Shoppers at a Baltimore Walmart recently learned how to purchase nutritional foods on a limited budget, following a series of educational grocery shopping events in the store. The June 26 events, organized by Washington, D.C.-based anti-hunger nonprofit organization Share Our Strength, included two interactive “Shopping Matters” grocery store tours and four stations at which shoppers could compare unit prices, read food labels, identify whole grains, and buy inexpensive fruits and vegetables.

Shopping Matters is an initiative of Share Our Strength’s “Cooking Matters,”  a program that aims to help low-income families make better food choices at the supermarket and eat more healthfully. ConAgra Foods Foundation and Walmart are national sponsors of Cooking Matters. Volunteer nutrition and culinary experts run the Shopping Matters tours.

“With nearly 20 percent of children at risk of hunger in Baltimore, we need to do everything we can to get children the healthy food they need to thrive,” said Baltimore Mayor Stephanie Rawlings-Blake.

Tours began in Maryland early this year, and will continue to take place across the state as under the Partnership to End Childhood Hunger.

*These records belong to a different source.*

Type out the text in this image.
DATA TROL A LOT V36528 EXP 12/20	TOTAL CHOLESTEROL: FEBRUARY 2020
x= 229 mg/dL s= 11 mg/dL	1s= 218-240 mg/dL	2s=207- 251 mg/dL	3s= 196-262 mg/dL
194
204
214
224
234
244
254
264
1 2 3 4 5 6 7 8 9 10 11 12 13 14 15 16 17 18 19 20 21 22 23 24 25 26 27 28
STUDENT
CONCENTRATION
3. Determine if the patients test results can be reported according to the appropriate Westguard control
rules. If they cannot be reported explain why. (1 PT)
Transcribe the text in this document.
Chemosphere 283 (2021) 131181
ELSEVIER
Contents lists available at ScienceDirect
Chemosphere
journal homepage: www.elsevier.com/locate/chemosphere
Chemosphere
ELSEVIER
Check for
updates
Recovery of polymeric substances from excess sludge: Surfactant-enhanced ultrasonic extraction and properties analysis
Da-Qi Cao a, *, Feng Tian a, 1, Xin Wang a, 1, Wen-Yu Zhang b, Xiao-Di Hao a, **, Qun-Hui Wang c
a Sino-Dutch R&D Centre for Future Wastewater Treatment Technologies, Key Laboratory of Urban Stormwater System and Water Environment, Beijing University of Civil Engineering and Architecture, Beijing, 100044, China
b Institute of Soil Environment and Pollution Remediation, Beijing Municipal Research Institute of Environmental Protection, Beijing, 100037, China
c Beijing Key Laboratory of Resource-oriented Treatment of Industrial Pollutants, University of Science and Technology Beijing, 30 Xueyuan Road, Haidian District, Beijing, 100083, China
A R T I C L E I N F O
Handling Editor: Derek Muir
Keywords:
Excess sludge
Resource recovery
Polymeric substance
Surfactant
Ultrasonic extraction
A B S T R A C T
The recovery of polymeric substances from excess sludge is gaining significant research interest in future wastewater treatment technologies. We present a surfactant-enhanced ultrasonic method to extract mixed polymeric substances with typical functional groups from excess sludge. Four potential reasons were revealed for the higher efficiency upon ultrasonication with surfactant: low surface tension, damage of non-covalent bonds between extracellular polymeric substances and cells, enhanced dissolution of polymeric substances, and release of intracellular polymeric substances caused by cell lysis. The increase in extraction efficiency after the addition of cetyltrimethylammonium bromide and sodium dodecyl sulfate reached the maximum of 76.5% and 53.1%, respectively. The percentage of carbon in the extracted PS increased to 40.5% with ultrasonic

Cooking Matters and Shopping Matters are part of the “No Kid Hungry” campaign, which works to involve children and families in federal food and nutrition programs and educate people on how to get more from their food resources.

“We recently released a study that showed 85 percent of low-income families want to make healthy meals, but only about half are able to do so on a regular basis,” noted Share Our Strength’s Anne Sheridan, director of the Maryland No Kid Hungry campaign. “The cost of groceries is a big concern for Maryland families, but healthy eating doesn’t have to break the bank.”

After taking a Shopping Matters tour, 54 percent of participants said they planned to compare unit prices for the best deal, and 56 percent said they would look for whole grains on ingredient lists.

Early in 2012, the Walmart Foundation said it would award a $4 million grant to Share Our Strength to support the expansion of Shopping Matters tours across the United States and to provide low-income families with hands-on cooking, shopping and nutrition education in six-week Cooking Matters courses.